ある色体を見る際、最初の一瞥で一瞬の間が生じます。この一瞬の間に、無数の刹那が過ぎ去ります。一秒半秒の了別を経て、初めてその色体が何であるかを知覚できるのです。仏陀は説かれました。指を弾く間に八万一千の種子が生滅し、八万一千の刹那が過ぎ去ると。この識種子の流注の速さは計り知れず、生滅の現象を感知できないのも無理はありません。生滅があまりに迅速なため、我々には現象の変化を捉えられないのです。
第一刹那、第二刹那において色塵の実体を認識できず、第三刹那、第四刹那以降になってようやくわずかに感知できるということを示しています。識別能力によっては第五刹那以降、あるいは更に長い時間を要する場合もあります。視覚に障害のある方は一分半ほど要することもあり、具体的な時間は個人の識別能力、すなわち眼識と意識の認識力に依存します。識別力が弱いほど、認識に要する時間は長くなります。近視や老眼など視力に難のある方、あるいは智慧が劣り見識の浅い方は、色塵を弁別するのに更に長い時間を要するのです。
しかし色を見る過程において、第八識は常に活動を続けています。第一刹那に内色塵が生起する以前から、外色塵の微粒子を絶え間なく伝達し続け、視神経を通じて勝義根に至り、顕色を変現します。顕色が現れた後、さらに形色・表色・無表色を次々に変現すると同時に、外色塵から四大の微粒子を継続的に摂取し、新たな顕色・形色・表色・無表色を生成し続けます。仮に第八識が一瞬でもこの活動を停止し、四大の微粒子を勝義根に伝達せず、内色塵を変現しなくなれば、眼識は即座に消滅して色塵を見ることができず、意識も瞬時に消滅して色塵を了別できなくなります。換言すれば、眼識と意識が生起しなければ、これらの識は色塵を分別することが不可能となるのです。
従って第八識は一刹那も休むことなく、絶え間なく色塵を伝達し変現し続けています。これらの色塵が後頭部の勝義根に到達すると、内色塵が顕現します。第八識が一瞬でも変現を止めれば、色塵の顕現は停止し、眼識と意識は完全に滅して分別機能を失います。色塵が存在しなければ識も存在せず、識の生起は根と塵の接触を縁として、この縁に基づき第八識が眼識と意識を変現するからこそ、我々は内色塵を認知できるのです。

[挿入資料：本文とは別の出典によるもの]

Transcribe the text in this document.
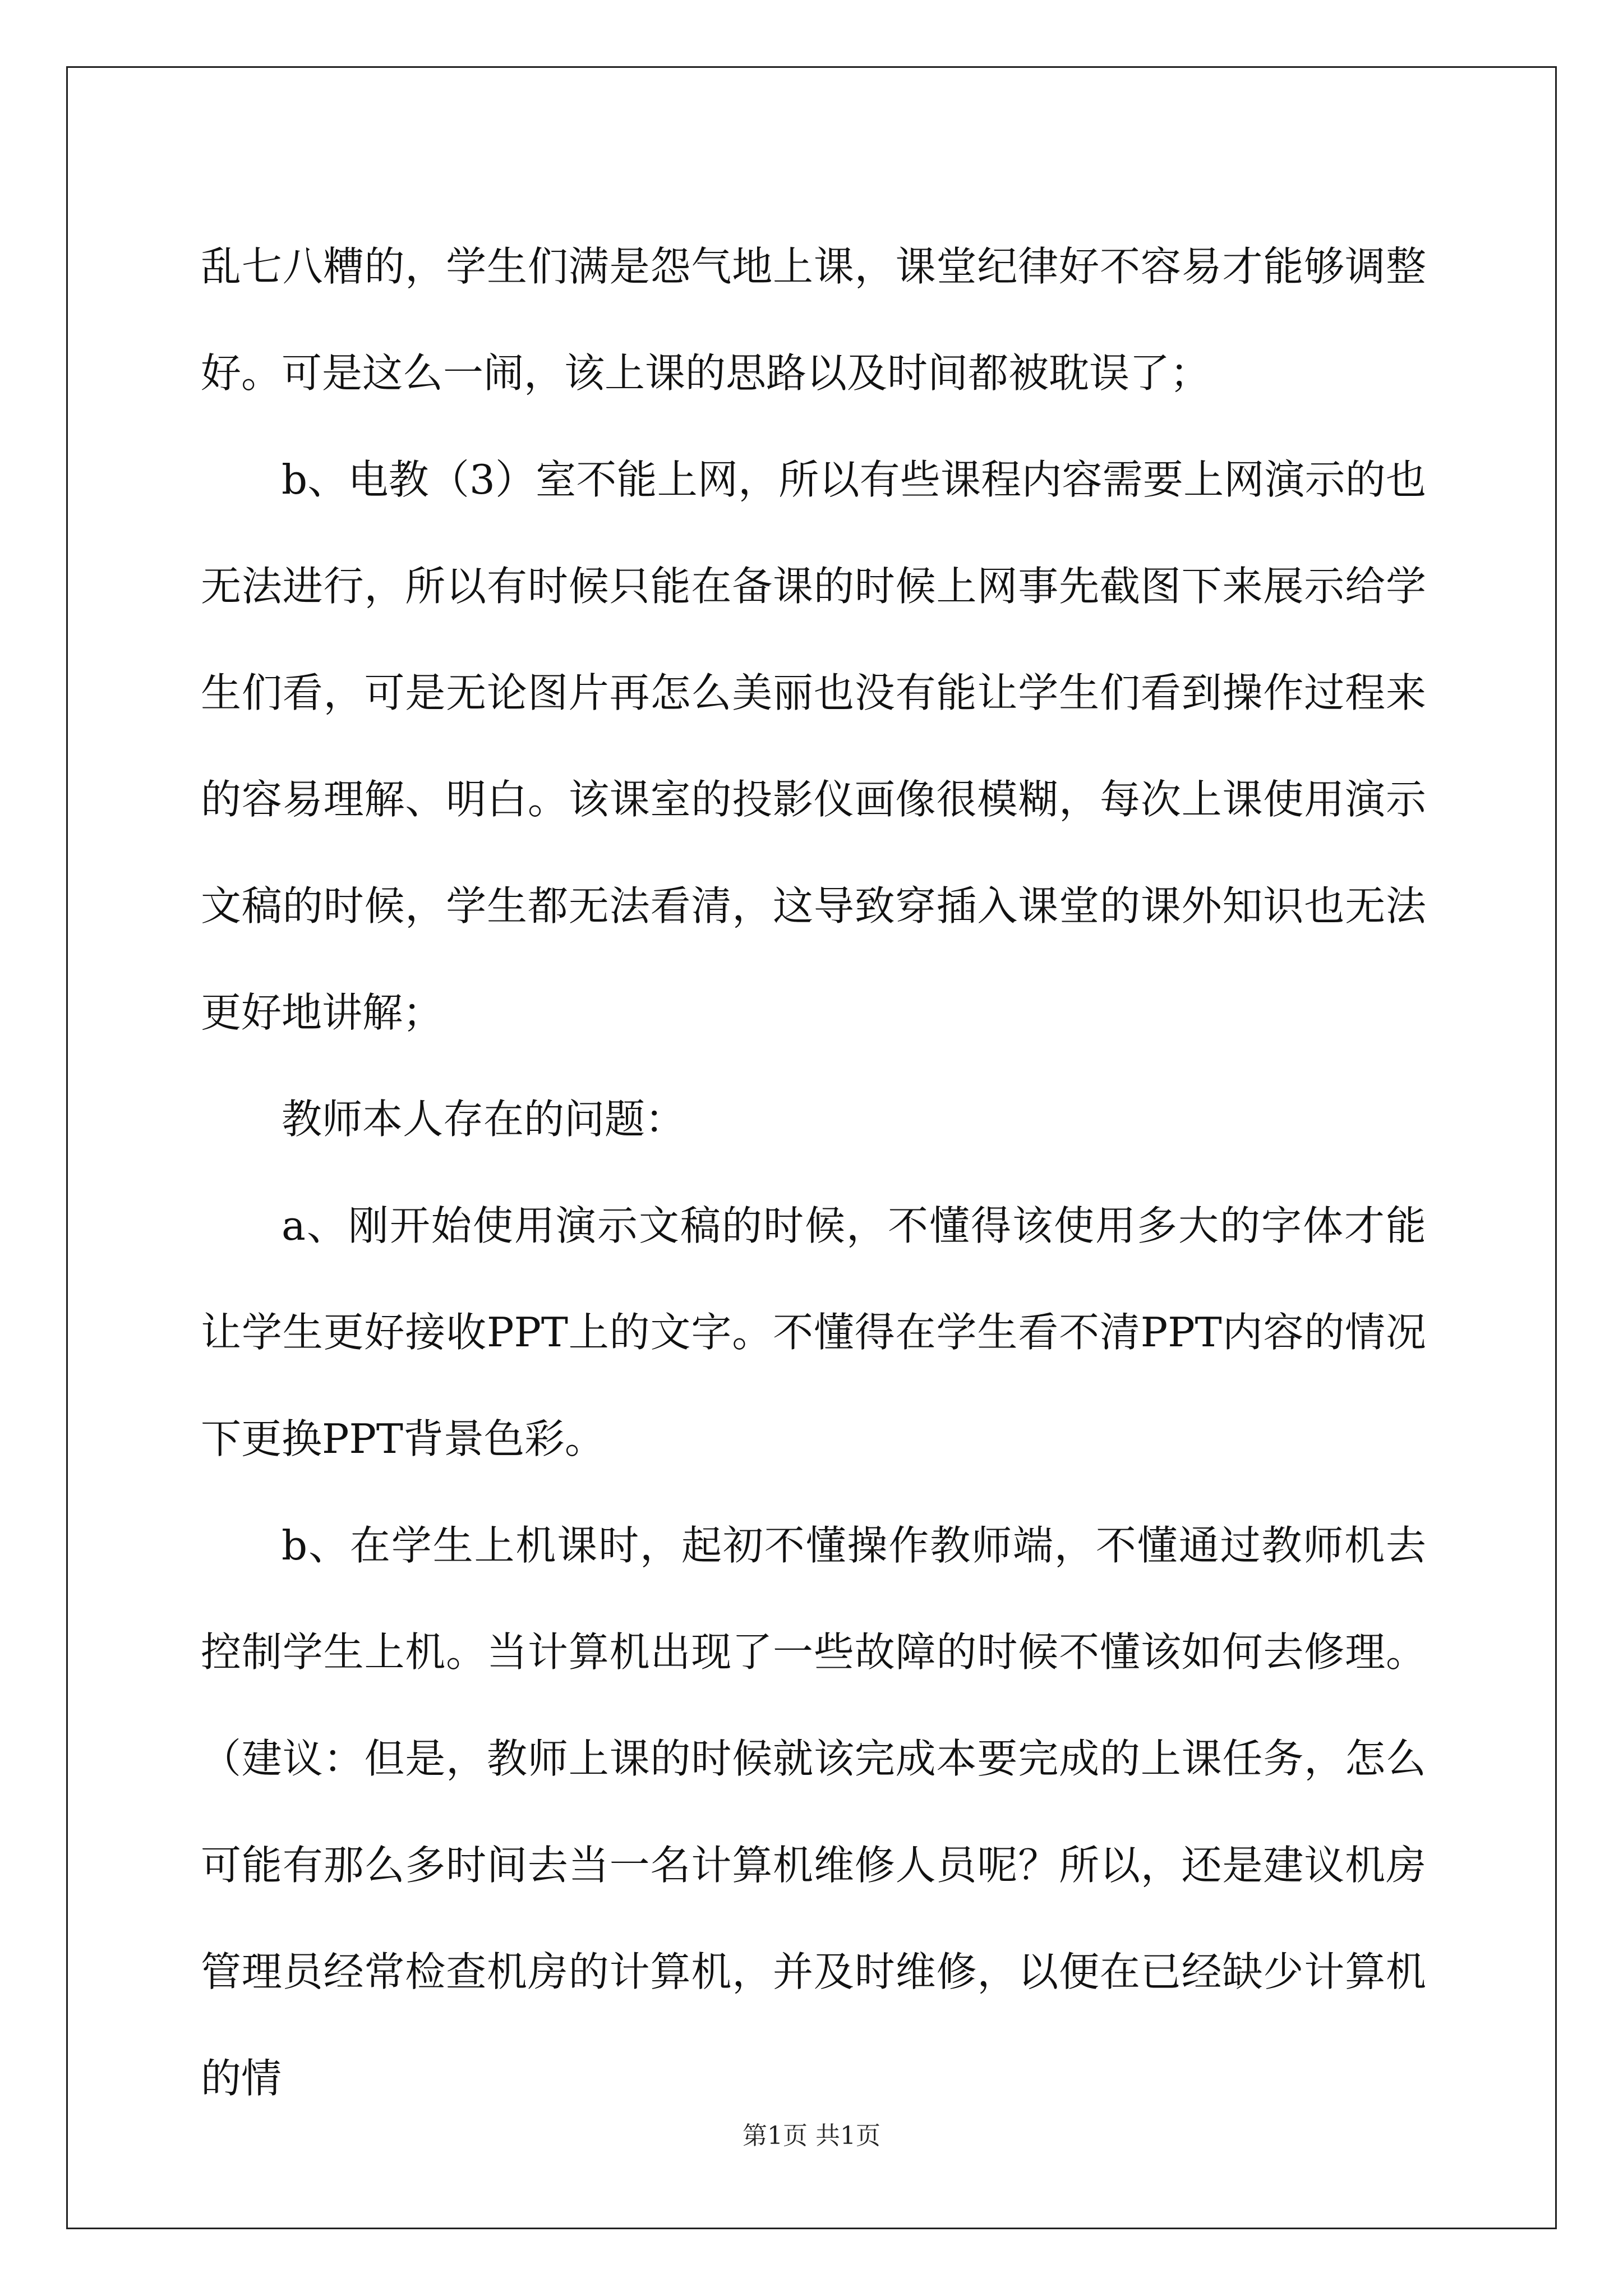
乱七八糟的，学生们满是怨气地上课，课堂纪律好不容易才能够调整好。可是这么一闹，该上课的思路以及时间都被耽误了；

b、电教（3）室不能上网，所以有些课程内容需要上网演示的也无法进行，所以有时候只能在备课的时候上网事先截图下来展示给学生们看，可是无论图片再怎么美丽也没有能让学生们看到操作过程来的容易理解、明白。该课室的投影仪画像很模糊，每次上课使用演示文稿的时候，学生都无法看清，这导致穿插入课堂的课外知识也无法更好地讲解；

教师本人存在的问题：

a、刚开始使用演示文稿的时候，不懂得该使用多大的字体才能让学生更好接收PPT上的文字。不懂得在学生看不清PPT内容的情况下更换PPT背景色彩。

b、在学生上机课时，起初不懂操作教师端，不懂通过教师机去控制学生上机。当计算机出现了一些故障的时候不懂该如何去修理。（建议：但是，教师上课的时候就该完成本要完成的上课任务，怎么可能有那么多时间去当一名计算机维修人员呢？所以，还是建议机房管理员经常检查机房的计算机，并及时维修，以便在已经缺少计算机的情

第1页 共1页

色塵が消滅すれば、識の生起に必要な重要な縁が欠如し、第八識は六識を生起させることができず、当然六識の存在も消滅します。色塵が消滅する時、それまで色塵を了別していた眼識と意識は即座に滅し、識が滅すれば色塵を了別することも、対象を弁別することも不可能となります。このように第八識は無始劫来、一瞬たりとも休むことなく、倦むことなく休みなく運作を続け、我々のために無私の奉仕を果たし続けているのです。